Police union calls for parity in negotiations
Police officers claimed yesterday that the Government had “repeatedly moved the goalposts” in its cost-cutting negotiations with their representative body.
Inspector Emmerson Carrington, the chairman of the Bermuda Police Association, defended the service from “negative perceptions” among the public and said the group supported the belt-tightening exercise forced by the economic impact of the Covid-19 pandemic.
Mr Carrington added the service recognised the hit taken by government coffers and the work done to preserve jobs.
He said: “We also applaud the Government for its management of the pandemic that has so far resulted in minimal impact to the island.”
But Mr Carrington accused the Government of changing its stance “whenever it appears that we are close to an agreement”.
He said: “Our entitlement to free medical advice and treatment is enshrined in our conditions of service orders, and it is unreasonable for Government to demand that we relinquish that right in order for us to receive the same salary increases and retroactive pay that have been already given to all other unions and associations without attaching any conditions.”
Mr Carrington added that other public services had been granted pay increases, but the police had not had a raise in pay since 2012.

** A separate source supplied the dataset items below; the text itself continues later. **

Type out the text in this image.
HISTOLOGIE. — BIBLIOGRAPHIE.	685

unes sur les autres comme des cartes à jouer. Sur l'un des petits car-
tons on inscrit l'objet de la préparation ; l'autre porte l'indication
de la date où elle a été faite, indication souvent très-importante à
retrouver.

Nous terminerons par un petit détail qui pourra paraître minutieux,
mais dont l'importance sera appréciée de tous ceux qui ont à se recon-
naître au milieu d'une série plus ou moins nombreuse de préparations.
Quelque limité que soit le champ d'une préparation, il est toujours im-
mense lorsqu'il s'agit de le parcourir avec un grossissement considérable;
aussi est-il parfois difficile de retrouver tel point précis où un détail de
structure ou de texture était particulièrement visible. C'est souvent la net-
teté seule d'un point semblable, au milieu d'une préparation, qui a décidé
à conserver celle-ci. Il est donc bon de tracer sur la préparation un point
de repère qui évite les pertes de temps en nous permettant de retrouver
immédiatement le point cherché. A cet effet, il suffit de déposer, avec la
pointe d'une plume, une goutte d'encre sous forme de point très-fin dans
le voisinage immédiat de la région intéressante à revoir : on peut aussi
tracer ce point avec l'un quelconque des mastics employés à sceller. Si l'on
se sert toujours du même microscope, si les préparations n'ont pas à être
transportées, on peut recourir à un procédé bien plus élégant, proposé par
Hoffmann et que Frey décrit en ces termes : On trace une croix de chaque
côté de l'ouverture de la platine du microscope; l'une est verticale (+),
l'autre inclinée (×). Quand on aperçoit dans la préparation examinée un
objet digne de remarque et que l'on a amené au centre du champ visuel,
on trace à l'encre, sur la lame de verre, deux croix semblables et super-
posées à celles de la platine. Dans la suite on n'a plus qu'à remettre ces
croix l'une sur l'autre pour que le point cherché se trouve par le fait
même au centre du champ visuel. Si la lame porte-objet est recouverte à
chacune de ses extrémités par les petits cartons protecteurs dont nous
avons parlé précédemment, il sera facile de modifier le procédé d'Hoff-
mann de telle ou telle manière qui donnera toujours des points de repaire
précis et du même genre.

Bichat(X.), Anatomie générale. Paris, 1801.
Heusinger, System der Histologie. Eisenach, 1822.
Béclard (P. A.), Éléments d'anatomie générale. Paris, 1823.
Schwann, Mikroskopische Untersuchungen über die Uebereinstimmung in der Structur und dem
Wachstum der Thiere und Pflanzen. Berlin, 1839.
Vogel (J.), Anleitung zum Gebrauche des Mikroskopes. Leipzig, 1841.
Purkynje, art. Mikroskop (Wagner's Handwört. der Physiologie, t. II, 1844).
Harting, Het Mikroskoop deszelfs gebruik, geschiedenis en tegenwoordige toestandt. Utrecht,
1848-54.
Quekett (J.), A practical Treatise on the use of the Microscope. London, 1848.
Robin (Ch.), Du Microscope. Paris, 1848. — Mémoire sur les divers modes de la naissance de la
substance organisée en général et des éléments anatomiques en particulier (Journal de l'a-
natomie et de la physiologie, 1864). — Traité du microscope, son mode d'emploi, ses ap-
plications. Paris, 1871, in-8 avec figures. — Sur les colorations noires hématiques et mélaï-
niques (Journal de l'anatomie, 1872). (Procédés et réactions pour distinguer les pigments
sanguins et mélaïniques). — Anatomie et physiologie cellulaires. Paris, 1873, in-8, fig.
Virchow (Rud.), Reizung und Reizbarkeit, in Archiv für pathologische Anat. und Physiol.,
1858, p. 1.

But Mr Carrington said the BPA had not rejected cuts out of hand.
He insisted: “The BPA remains open and committed to finding an amicable solution with Government that is reasonable to all parties and in the best interests of Bermuda.”
He was speaking after David Burt, the Premier, this week said he felt “profound disappointment” after the Prison Officers Association and the Fire Services Association rejected proposed cuts designed to ease pressure on the public purse in the wake of the pandemic.
Wayne Furbert, the Minister for the Cabinet Office, said: “The BPA has been advised of the next steps required to address the GEHI matter and conclude negotiations, as set out in the Police Act 1974. As the salary uplift item has been agreed, officers can expect to receive the uplift at the conclusion of that process.”
He added: “I am encouraged by the BPA's public statement of support for the austerity measures and look forward to a positive outcome. The BPA decision on this matter is now past due.”
Curtis Dickinson, the finance minister, revealed in May that loss of government revenue coupled with extra debt to deal with the impact of Covid-19 would require concessions from the public sector.
Mr Dickinson in June estimated unbudgeted expenditure of between $80 and $90 million to deal with the pandemic.
Public-sector unions were asked to consider a proposal for a 10 per cent pay cut for one year, but with a freeze on contributions to social insurance and the Superannuation Pension Fund to maintain income levels.
The Bermuda Industrial Union, the Bermuda Public Services Union and the Bermuda Union of Teachers have agreed to the proposals.